The specifics depend on what the enterprise chooses to use as its database management system and related software packages; thus this is not an exhaustive list. The main point of departure is the level of knowledge and the primary purpose of a data scientist vs. a data engineer using each of the aforementioned tools. Data scientists are pulling data whereas data engineers are building, preserving, and improving upon the entire data architecture and flow.
Comparatively, data scientists must also know how to develop and deploy statistical models using R or Python. Some enterprises prefer to use SAS, SPSS, MatLab, Tensorflow or KNIME as their analytics or machine learning platforms. Moreover, it would be remiss not to mention that Excel is still used, to a certain extent, as an analytics tool for datasets. As such, data scientists will spend most of their time using one or more of these software systems to iterate through the data science cycle.
Data scientists must also know how to create data visualizations and effectively communicate their findings to all of the enterprise stakeholders. Pitch decks, PowerPoints, ggplot, Tableau, and constructing well-written reports are just a few examples of additional tools within a data scientists arsenal.
Data Engineer vs Data Scientist Salary and Job Outlook
Both data scientists and data engineers play an essential role within any enterprise.
Data engineering does not garner the same amount of media attention when compared to data scientists, yet their average salary tends to be higher than the data scientist average:
- Data Engineer: $137,000
- Data Scientist: $121,000
It is important to keep in mind that the job descriptions for data engineers frequently state that there may be times when they will need to be on call. Such is not the case with data science positions — at least, it is not advertised or explicitly posted as a possible requirement.
However, the average salary reports tend to vary. For example, the above figures were Glassdoor’s average salary computation; but, some reports use the median base salary which knocks both of those valuations to $100,000 (data engineers) and $110,000 (data scientists).

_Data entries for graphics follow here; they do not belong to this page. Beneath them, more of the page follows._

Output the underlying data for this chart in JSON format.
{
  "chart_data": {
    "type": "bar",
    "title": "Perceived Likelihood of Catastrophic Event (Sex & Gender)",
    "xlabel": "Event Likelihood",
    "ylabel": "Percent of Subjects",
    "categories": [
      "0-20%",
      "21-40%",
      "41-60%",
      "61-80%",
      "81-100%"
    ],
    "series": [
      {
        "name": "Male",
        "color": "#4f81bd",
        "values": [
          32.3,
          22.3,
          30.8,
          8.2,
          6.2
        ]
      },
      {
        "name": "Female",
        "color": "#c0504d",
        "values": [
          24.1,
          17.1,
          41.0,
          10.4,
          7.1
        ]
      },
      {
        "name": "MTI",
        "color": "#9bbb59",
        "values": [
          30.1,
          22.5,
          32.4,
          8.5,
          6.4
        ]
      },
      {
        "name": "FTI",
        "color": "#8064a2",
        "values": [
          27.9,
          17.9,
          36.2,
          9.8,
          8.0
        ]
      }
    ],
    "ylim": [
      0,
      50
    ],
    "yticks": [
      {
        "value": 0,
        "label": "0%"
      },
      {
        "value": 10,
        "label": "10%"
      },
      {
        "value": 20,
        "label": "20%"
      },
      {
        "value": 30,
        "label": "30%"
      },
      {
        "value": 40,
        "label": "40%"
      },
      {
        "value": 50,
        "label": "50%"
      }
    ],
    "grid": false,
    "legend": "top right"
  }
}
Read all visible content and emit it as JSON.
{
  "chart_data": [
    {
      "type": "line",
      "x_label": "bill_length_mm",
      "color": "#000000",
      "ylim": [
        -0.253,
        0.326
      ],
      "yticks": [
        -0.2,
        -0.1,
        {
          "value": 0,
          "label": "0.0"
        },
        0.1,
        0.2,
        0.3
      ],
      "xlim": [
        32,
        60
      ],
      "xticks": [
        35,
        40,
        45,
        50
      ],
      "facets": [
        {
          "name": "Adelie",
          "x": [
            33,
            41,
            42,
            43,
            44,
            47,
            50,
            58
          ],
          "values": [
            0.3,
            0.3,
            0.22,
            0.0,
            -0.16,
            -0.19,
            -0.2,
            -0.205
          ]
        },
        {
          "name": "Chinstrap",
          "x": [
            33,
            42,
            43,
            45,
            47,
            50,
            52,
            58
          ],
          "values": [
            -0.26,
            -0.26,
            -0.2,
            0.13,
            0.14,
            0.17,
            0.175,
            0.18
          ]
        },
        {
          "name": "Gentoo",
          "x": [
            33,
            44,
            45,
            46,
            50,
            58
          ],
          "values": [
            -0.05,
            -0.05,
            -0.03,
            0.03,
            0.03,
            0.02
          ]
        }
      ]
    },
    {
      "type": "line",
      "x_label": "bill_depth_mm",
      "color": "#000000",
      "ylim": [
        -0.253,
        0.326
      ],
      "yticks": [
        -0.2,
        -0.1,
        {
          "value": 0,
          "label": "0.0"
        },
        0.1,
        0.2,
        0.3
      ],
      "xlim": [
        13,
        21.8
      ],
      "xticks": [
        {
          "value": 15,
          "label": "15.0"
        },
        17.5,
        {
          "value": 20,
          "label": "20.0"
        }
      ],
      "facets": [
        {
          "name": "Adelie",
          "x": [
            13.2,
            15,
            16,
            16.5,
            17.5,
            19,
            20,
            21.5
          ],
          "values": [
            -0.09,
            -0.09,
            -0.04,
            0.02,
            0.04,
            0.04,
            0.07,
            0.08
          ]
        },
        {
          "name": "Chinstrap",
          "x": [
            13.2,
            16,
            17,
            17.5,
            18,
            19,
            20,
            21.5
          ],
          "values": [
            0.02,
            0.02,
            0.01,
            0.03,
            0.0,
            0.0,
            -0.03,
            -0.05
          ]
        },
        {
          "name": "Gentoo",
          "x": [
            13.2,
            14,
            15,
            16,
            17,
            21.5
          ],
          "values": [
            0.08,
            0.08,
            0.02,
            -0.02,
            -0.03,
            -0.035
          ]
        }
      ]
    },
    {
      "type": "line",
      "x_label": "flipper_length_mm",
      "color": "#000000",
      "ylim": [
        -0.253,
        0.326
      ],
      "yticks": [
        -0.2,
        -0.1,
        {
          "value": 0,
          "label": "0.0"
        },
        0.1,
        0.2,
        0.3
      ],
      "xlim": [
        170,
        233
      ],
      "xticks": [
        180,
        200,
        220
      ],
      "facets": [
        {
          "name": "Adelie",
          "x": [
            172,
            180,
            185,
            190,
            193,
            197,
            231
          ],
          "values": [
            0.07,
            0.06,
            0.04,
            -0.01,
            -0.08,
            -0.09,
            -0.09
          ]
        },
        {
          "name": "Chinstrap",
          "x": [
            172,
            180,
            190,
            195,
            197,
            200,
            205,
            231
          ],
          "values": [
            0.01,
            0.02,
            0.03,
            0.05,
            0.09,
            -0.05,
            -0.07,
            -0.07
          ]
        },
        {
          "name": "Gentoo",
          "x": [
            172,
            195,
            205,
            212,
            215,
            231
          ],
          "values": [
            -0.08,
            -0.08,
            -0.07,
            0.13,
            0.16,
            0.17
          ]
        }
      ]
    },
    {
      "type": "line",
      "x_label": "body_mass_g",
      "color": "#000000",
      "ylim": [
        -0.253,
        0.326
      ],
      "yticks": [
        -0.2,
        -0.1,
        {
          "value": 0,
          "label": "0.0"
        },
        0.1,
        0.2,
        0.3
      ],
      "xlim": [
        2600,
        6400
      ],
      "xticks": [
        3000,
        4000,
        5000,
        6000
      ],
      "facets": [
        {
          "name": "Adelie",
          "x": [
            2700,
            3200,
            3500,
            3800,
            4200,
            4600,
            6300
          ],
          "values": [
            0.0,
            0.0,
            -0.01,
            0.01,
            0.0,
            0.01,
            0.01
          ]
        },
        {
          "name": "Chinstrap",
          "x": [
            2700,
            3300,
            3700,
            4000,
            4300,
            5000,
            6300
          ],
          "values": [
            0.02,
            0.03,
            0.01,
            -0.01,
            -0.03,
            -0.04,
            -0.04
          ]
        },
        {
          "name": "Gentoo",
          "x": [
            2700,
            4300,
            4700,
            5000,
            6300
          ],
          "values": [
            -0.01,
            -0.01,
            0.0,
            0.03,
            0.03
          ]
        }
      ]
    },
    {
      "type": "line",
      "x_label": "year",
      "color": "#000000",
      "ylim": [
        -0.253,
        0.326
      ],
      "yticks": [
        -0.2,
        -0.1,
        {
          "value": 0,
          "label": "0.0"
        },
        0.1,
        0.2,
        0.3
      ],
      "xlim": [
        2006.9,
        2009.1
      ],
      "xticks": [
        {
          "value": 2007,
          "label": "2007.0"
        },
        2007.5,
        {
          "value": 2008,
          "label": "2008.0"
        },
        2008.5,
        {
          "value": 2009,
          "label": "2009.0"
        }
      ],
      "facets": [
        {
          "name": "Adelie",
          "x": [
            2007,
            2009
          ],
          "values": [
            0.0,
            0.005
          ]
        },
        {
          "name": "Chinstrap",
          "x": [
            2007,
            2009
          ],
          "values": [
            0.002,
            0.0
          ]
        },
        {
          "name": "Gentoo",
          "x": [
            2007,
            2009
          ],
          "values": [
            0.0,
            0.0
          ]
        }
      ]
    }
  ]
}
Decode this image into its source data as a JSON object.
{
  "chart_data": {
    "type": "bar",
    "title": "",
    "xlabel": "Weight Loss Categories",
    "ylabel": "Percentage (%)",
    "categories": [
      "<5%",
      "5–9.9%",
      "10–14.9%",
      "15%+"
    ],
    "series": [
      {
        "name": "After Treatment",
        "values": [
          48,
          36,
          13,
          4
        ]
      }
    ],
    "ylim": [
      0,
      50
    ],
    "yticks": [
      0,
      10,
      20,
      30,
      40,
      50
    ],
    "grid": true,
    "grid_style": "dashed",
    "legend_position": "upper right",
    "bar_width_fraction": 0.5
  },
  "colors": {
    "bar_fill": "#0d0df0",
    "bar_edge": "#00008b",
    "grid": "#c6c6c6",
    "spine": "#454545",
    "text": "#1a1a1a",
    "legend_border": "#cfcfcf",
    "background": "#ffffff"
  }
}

With regard to job outlook, Glassdoor released their 2018 “50 Best Jobs in America” report and, based on the number of advertised job openings, data science positions ranked number one and totaled approximately 4,500 data science job advertisements whereas data engineer jobs were ranked 33rd with roughly 2,800 job openings. Suffice to say that the demand for both roles is expected to continue through 2021, with IBM and several other enterprises reporting a 28% increase in demand for both job functions.
Which is Better – Data Engineer or Data Scientist?
When trying to decide between becoming a data scientist vs. a data engineer, the main question to ask is, “Which set of skills aligns with what I would enjoy doing on a daily basis?” There is a caveat: both require a substantial amount of knowledge in different yet interconnected areas.
Experienced software engineers are likely to have an easier transition into the data engineer position — but, this does not preclude them from also considering a data science role. That being stated, if the data science candidate does not have advanced knowledge in statistical modeling, predictive analytics, and how to conduct a thorough research and reporting cycle, then this gap needs to be closed through additional education and/or hands-on experience. Whichever path one chooses, both jobs will continue to be in demand through the foreseeable future.